En 1979, il lance l’édition française de Géo. Le titre mise sur les grands reportages, la photographie et une fabrication haut de gamme. Le succès valide son intuition : le public français reste prêt à acheter des magazines ambitieux.

Prisma Presse poursuit alors son développement à un rythme soutenu. Le groupe lance Ça m’intéresse en 1981, puis Prima en 1982. Ce dernier devient vite le premier mensuel féminin français. En 1984, Femme actuelle confirme la puissance du modèle.

Suivent Télé-Loisirs, Voici, Capital, Gala, Management ou encore Télé 2 semaines. En vingt-cinq ans, Axel Ganz construit le deuxième groupe de presse magazine français.

Sa méthode associe journalisme, marketing et design

La méthode Ganz repose sur une idée simple : un magazine doit répondre à une attente précise.

Il teste les titres, les couvertures, les rubriques et les prix. Il analyse les réactions des lecteurs avant chaque lancement. Cette culture des études choque parfois les journalistes. Elle annonce pourtant les méthodes actuelles de conception des produits éditoriaux.

Axel Ganz accorde aussi un rôle central à la maquette. Une couverture doit formuler une promesse claire. Chaque page doit guider le lecteur. Les photos doivent apporter de l’émotion et de l’information.

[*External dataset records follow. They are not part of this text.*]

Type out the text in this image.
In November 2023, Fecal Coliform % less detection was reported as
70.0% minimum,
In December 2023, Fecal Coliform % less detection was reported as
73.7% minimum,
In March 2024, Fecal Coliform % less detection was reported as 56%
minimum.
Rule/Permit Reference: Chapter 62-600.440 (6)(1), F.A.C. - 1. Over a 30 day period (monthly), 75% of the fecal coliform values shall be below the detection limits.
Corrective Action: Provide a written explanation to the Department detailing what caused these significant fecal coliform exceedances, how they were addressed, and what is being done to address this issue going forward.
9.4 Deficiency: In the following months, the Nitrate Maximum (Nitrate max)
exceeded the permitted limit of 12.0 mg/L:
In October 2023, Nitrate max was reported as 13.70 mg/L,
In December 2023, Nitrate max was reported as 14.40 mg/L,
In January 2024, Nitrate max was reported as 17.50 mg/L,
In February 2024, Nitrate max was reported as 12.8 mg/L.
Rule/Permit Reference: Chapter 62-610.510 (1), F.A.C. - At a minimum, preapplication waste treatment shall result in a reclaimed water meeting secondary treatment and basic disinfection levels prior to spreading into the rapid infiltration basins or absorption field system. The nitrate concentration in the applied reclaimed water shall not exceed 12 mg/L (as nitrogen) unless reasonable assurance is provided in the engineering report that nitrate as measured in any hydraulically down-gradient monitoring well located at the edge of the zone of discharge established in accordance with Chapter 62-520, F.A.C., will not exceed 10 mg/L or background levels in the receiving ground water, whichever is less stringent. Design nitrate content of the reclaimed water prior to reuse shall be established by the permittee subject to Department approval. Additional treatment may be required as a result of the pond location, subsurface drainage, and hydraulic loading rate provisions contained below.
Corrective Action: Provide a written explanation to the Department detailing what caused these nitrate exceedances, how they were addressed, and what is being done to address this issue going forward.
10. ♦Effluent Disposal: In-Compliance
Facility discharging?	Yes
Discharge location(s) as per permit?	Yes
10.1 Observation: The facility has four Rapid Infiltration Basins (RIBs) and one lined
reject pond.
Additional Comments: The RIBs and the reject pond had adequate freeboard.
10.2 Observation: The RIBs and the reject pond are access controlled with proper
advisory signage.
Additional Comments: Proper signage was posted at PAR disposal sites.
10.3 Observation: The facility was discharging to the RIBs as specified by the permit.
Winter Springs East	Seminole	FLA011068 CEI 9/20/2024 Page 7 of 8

Capital incarne cette approche. Dès 1991, le magazine économique rend des sujets complexes accessibles au grand public. Sa couverture multisujet, ses encadrés et ses classements seront ensuite copiés par une grande partie de la presse.

Le patron de Prisma défend enfin des prix bas et de forts tirages. Il veut toucher un public large sans renoncer à la qualité. « Faire un petit ou un grand magazine demande autant d’efforts, donc autant en faire un grand », aimait-il répéter.

Voici révèle aussi sa capacité à corriger ses erreurs

Axel Ganz ne réussit pas tout du premier coup. Voici, lancé en 1987, commence comme un magazine familial. Les ventes restent faibles.

Il revoit alors le projet. Voici devient un hebdomadaire people au ton mordant, qui mêle révélations et humour. Le titre bouleverse un marché dominé par France Dimanche, Ici Paris et Paris Match.

Cette transformation révèle une autre facette du dirigeant. Axel Ganz sait abandonner une formule quand le public ne répond pas. Il préfère modifier le produit plutôt que défendre une intuition trop longtemps.

La méthode connaîtra aussi des échecs. Lancé en 2006, après son départ de Prisma, l’hebdomadaire féminin Jasmin cesse sa parution moins d’un an plus tard. Mais Axel Ganz conservera jusqu’au bout son goût pour les lancements.

Il défendait une presse populaire de qualité

Axel Ganz quitte la présidence de Prisma Presse en 2005. Ses anciens salariés continuent de l’appeler « Monsieur Ganz ». Beaucoup décrivent un patron exigeant, proche des journaux et respectueux du travail éditorial.

Son héritage dépasse la liste impressionnante de ses titres. Il a rapproché trois cultures souvent opposées : le journalisme, le marketing et le design. Il a montré qu’un média populaire pouvait rester rigoureux, utile et bien fabriqué.

Cette leçon garde toute sa force. Les supports changent, mais les questions restent les mêmes. À qui parle-t-on ? Quelle promesse formule-t-on ? Comment faciliter la lecture sans appauvrir le contenu ?

Axel Ganz avait compris une vérité essentielle : un bon magazine ne naît pas d’une intuition solitaire. Il naît d’une connaissance fine du public, d’une ligne claire et d’une grande exigence d’exécution.

Le « tigre du papier glacé » disparaît. Sa griffe reste visible dans une grande partie de la presse française.